Eu não tenho ilusões quanto ao estado
atual da igreja. Ela é imperfeita e continuará assim enquanto eu for
membro dela. A teologia Reformada não deixa dúvidas quanto ao estado de
imperfeição, corrupção, falibilidade e miséria em que a igreja militante
se encontra no presente, enquanto aguarda a vinda do Senhor Jesus,
ocasião em que se tornará igreja triunfante. Ao mesmo tempo, ensina que
não podemos ser cristãos sem ela.

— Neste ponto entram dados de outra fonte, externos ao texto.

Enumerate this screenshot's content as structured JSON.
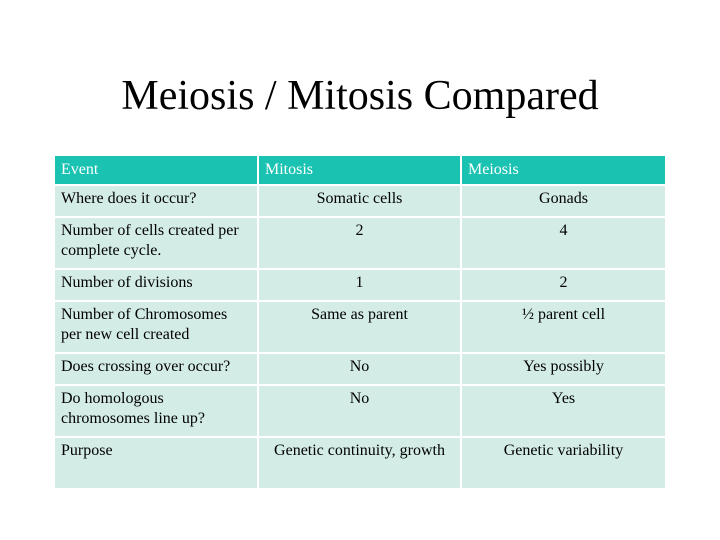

Que apesar de tudo, precisamos uns dos
outros, precisamos da pregação da Palavra, da disciplina e dos
sacramentos, da comunhão de irmãos e dos cultos regulares.
Cristianismo sem igreja é uma outra
religião, a religião individualista dos livre-pensadores, eternamente em
dúvida, incapazes de levar cativos seus pensamentos à obediência de
Cristo.
Nota:(*) Podemos mencionar entre eles:
George Barna, Revolution (Revolução), 2005; William P. Young, The Shack:
a novel (A Cabana: uma novela), 2007; Brian Sanders, Life After Church
(Vida após a igreja), 2007; Jim Palmer, Divine Nobodies: shedding
religion to find God (Joões-ninguém divinos: deixando a religião para
encontrar a Deus), 2006; Martin Zener,How to Quit Church without
Quitting God (Como deixar a Igreja sem deixar a Deus), 2002; Julia Duin,
Quitting Church: why the faithful are fleeing and what to do about it
(Deixando a Igreja: por que os fiéis estão saindo e o que fazer a
respeito disto), 2008; Frank Viola, Pagan Christianity? Exploring the
roots of our church practices (Cristianismo pagão? Explorando as raízes
das nossas práticas na Igreja), 2007; Paulo Brabo, Bacia das Almas:
Confissões de um ex-dependente de igreja (2009).